# Yeast Problem



## Shortstraw (25/9/09)

I was looking at doing a barley wine so I grabbed a recipe online. The problem is I took a look at the OG and FG the recipe listed and it would reach about 11.7% alcohol but the yeast used is listed as only having a tolerance of 10%. Is it going to carbonate in the bottles or should I ignore the recipe and use a different yeast?

Wyeast 1056 American Ale
Origin: 
Flocculation: Medium-Low
Attenuation: 73-77%
Temperature Range: 60-72F, 15-22C
Alcohol Tolerance: 10% ABV


----------



## newguy (25/9/09)

There's no hard and fast rules to getting a heavy beer to carbonate. Sometimes the yeast will do a good job on its own but that's quite rare in my experience. Some things to try:

- Add a fresh yeast starter at bottling time along with the priming sugar.
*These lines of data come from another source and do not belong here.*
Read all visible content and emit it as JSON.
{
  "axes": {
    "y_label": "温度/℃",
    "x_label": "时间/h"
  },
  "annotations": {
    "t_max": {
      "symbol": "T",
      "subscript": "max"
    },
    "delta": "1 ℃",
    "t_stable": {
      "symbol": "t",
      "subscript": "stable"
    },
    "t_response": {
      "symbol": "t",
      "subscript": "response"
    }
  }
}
A couple of tsp of yeast nutrient dissolved in a little boiling water can't hurt either.
- Once bottled, gently invert & swirl each bottle 1-2x per day for 2 weeks.
- Once bottled, put the bottles in an esky filled with water. Install an aquarium heater to keep the works warm (~25C) for 2 weeks.

There are probably other tips but I can't think of any right now. I've personally done all 3 and they've all been able to salvage a flat batch for me. I've since moved on to an even more foolproof method: keg, force carbonate, then bottle.


----------



## Dingo1961 (25/9/09)

You could always bottle with a bit of champagne yeast added. That kind of beer is typically not very carbonated anyway.


----------



## Shortstraw (26/9/09)

I thought about that but if I bottle it with Champagne yeast and there is still 1.7% alc worth of fermentables in the carboy then I get bottle bombs.....


----------



## kenlock (26/9/09)

If you are looking to do a Barleywine which is above 10%, I wouldn't have thought 1056 would be the yeast you're looking to use. 

Maybe try an Irish or an English Ale .

Cheers Ken


----------



## Stuster (26/9/09)

I think you'll be fine with that level of alcohol and 1056. I've only used the dried version but it's certainly a very hardy yeast and I've got it to carbonate an 11% beer just fine.

I think that you've got to treat the yeast well though. I would definitely make a smaller beer first and use some of the slurry for this barleywine. And oxygenate the wort well. Even give it more oxygen after it's started. And rousing can be a good idea. Make sure temps are fairly controllable as the temps can run away with all that yeast in a big beer.

Have you made any big beers before? What's the recipe you have?


----------